La cadette se leva aussitôt, et elle était si petite debout, qu’elle ne dépassait pas la tête de Marie-Rose assise. Prestement, elle secoua son tablier noir, sur lequel des bouts de fil s’étaient collés, embrassa la nièce sur les deux joues :
— Adieu, Rousille ! Demain tu n’auras qu’à revenir ici, ton argent y sera avec nous.
Dans la paix du bourg assoupi, on entendit descendre, le long de la ruelle, le pas glissant de Véronique.
Celle-ci n’avait pas plutôt disparu, qu’Adélaïde se rapprocha de Marie-Rose, et, pointant sur elle ses yeux toujours indulgents et clairs, mais dont les paupières, en ce moment, battaient d’inquiétude :
— Petite, dit-elle vivement, tu as du chagrin ? Tu as pleuré ? Tiens ! tu pleures encore !
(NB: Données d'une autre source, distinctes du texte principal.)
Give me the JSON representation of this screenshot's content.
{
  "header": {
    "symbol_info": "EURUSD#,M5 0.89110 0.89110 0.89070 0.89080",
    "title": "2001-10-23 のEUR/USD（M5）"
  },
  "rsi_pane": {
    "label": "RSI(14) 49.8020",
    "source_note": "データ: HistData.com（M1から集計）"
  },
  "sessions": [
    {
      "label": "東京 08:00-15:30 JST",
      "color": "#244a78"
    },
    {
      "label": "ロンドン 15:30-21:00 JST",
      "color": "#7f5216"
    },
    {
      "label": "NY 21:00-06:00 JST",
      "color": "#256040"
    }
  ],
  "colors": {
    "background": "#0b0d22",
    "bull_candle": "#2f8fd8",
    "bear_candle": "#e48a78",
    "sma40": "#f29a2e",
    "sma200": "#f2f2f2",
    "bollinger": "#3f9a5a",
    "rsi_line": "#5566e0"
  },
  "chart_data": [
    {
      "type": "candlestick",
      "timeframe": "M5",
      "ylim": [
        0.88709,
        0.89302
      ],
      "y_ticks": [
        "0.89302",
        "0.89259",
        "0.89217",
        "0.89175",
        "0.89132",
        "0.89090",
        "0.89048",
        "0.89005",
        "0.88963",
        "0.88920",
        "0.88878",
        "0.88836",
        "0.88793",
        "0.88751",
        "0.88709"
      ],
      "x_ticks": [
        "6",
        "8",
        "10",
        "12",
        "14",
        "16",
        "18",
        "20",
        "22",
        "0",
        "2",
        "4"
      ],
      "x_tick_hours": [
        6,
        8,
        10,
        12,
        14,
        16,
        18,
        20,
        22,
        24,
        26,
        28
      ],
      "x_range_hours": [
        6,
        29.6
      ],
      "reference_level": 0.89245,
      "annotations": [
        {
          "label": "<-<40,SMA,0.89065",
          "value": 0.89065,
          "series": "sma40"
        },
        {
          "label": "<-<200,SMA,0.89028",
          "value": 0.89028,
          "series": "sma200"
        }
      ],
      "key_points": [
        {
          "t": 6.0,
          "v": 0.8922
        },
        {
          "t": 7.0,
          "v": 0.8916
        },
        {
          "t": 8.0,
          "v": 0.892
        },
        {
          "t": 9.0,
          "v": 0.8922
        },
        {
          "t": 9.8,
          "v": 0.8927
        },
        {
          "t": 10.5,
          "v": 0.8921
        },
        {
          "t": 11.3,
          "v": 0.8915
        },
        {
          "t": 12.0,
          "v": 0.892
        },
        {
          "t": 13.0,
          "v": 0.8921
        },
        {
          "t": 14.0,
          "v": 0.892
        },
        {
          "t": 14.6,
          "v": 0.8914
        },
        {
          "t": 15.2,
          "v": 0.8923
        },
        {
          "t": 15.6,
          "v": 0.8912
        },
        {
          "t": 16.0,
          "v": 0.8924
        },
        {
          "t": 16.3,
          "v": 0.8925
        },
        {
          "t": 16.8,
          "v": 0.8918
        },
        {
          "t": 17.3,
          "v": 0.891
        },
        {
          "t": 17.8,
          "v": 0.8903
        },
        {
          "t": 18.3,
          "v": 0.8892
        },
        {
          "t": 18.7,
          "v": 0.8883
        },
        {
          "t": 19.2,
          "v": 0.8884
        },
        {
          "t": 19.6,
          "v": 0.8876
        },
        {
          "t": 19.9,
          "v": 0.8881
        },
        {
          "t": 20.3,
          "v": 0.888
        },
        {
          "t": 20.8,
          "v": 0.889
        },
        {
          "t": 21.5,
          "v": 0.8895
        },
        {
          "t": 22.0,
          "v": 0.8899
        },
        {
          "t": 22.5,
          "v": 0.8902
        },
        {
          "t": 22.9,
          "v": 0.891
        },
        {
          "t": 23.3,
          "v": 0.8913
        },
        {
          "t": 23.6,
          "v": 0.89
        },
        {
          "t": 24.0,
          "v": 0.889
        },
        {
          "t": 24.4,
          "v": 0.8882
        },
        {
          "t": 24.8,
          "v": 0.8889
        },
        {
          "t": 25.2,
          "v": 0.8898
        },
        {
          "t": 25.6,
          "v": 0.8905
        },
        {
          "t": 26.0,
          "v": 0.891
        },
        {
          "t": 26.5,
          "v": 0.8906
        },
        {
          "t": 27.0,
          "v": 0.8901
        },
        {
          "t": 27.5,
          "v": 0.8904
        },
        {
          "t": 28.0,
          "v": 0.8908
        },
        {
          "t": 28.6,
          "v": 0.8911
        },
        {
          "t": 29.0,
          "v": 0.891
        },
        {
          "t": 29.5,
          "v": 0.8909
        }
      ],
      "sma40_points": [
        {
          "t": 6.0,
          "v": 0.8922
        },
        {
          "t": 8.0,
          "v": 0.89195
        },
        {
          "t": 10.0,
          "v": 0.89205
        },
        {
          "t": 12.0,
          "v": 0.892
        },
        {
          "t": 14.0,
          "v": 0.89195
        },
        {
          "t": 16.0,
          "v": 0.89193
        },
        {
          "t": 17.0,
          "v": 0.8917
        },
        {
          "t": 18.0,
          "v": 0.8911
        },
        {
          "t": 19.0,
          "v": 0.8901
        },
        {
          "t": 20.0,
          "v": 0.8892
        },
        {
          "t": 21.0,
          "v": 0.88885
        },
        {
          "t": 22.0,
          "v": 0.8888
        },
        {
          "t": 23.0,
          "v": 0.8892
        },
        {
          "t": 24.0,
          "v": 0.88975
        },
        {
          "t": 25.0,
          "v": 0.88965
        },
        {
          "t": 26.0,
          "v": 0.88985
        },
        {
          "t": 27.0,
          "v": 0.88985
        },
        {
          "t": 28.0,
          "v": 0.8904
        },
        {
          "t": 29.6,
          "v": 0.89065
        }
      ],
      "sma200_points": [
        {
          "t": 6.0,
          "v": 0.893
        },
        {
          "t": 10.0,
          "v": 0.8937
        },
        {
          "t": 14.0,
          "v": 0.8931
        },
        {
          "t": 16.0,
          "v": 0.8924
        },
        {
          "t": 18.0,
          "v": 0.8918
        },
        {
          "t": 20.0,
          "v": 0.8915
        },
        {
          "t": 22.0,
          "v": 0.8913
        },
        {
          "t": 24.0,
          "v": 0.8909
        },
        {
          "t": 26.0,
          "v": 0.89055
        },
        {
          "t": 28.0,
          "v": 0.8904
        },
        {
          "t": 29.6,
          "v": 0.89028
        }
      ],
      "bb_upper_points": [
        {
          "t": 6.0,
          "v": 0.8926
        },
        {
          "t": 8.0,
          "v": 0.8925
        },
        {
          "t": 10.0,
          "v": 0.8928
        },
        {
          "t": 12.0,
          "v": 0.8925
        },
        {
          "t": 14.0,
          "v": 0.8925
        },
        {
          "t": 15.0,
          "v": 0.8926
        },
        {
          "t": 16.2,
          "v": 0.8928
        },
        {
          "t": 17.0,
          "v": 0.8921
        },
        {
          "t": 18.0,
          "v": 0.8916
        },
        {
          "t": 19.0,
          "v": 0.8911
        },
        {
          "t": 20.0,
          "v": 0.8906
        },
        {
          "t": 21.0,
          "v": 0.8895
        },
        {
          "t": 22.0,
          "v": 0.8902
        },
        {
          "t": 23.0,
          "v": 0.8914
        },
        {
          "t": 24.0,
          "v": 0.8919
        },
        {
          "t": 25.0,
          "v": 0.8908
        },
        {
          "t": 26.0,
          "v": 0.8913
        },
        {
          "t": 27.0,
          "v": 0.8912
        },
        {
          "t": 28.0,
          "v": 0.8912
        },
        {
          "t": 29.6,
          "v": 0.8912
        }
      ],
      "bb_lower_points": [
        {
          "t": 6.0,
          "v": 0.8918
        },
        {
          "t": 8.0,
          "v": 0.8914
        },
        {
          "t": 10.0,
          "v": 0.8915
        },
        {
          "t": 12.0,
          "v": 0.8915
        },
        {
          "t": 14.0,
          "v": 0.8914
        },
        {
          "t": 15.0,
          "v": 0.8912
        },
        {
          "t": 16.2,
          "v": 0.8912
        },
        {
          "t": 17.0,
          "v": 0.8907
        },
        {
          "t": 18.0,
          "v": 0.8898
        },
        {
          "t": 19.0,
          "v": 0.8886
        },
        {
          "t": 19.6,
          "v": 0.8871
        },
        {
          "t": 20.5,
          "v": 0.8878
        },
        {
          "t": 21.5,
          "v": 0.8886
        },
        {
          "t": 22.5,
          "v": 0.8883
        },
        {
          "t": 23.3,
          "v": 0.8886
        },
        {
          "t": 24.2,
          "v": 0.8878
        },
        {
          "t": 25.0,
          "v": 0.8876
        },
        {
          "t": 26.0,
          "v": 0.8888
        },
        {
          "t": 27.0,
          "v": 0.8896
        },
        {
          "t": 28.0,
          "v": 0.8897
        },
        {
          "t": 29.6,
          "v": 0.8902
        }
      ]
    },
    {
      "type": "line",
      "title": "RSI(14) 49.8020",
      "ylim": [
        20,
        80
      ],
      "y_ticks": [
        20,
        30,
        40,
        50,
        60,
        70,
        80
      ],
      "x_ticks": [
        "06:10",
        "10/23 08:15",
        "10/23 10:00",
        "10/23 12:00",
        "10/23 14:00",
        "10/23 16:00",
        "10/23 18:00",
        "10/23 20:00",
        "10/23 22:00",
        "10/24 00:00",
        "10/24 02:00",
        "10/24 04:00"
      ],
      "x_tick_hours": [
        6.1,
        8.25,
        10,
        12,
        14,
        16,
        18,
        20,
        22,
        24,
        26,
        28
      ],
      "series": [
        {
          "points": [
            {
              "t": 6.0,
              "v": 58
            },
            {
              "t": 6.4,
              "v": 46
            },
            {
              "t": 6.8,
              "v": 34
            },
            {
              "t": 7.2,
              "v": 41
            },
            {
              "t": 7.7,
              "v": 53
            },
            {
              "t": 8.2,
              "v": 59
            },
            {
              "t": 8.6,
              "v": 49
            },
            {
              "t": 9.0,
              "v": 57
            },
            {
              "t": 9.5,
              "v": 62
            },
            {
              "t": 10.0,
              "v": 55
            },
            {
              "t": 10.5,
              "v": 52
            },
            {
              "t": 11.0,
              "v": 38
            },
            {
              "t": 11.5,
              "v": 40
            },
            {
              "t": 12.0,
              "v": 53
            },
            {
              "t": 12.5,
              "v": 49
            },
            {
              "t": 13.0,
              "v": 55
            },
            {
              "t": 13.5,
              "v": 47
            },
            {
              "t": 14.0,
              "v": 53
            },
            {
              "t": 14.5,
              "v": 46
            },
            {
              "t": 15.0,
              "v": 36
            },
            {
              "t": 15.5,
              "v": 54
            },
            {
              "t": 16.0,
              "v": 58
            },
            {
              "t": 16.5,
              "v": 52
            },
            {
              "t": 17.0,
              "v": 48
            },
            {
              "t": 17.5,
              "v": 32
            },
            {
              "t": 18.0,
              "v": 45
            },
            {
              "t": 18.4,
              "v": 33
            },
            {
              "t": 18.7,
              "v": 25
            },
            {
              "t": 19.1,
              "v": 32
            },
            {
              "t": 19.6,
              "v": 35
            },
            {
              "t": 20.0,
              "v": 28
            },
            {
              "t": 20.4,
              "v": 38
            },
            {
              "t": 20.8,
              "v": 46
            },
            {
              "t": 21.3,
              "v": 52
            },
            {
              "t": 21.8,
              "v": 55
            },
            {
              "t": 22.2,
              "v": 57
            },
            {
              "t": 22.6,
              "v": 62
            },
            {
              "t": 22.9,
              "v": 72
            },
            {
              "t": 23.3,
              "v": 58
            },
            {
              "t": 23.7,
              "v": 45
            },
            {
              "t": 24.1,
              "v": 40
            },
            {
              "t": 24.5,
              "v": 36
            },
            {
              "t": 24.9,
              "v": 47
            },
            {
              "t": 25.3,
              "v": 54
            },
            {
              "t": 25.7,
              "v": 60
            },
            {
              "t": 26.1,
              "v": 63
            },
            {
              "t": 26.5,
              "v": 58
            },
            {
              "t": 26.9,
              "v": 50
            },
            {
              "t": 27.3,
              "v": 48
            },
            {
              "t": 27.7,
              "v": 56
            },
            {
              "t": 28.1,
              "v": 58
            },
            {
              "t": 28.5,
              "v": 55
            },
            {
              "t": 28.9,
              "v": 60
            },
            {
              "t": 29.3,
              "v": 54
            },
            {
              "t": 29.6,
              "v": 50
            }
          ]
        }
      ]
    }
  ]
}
La main ridée saisit la main rose de l’enfant.
— Qu’as-tu, ma Rousille ? Dis-moi comme à ta mère : j’ai de son cœur pour toi.
Marie-Rose retenait ses larmes. Elle ne voulait pas pleurer, puisqu’elle pouvait parler. Frissonnante au contact de la main qui touchait la sienne, les yeux brillants, ferme de visage, comme si elle s’adressait à tous les ennemis devant lesquels elle s’était tue :
— Ils ont renvoyé Jean Nesmy ! dit-elle en se levant.
— Lui, ma chère ? un si bon travailleur ! Comment ont-ils fait cela ?
— Parce que je l’aime, tante Michelonne ! Ils l’ont chassé ce matin. Et ils croient que tout sera fini entre nous parce que je ne le verrai plus. Ah ! mais non ! Ils ne connaissent donc pas les filles d’ici ?
— Bien dit, Maraîchine ! fit la Michelonne.
— Je leur donnerai tout mon argent, oui, je veux bien. Mais mon amitié, où je l’ai mise, je la laisserai. Elle est jurée comme mon baptême. Je n’ai pas peur de la misère ; je n’ai pas peur qu’il m’oublie. Le jour où il reviendra, car il a promis de revenir, j’irai au-devant de lui. Personne ne m’en empêchera. Quand il y aurait le Marais à traverser en yole, et de la neige, et de la glace, et toutes les filles du bourg pour rire de moi, et mon père et mes frères pour me le défendre, j’irai !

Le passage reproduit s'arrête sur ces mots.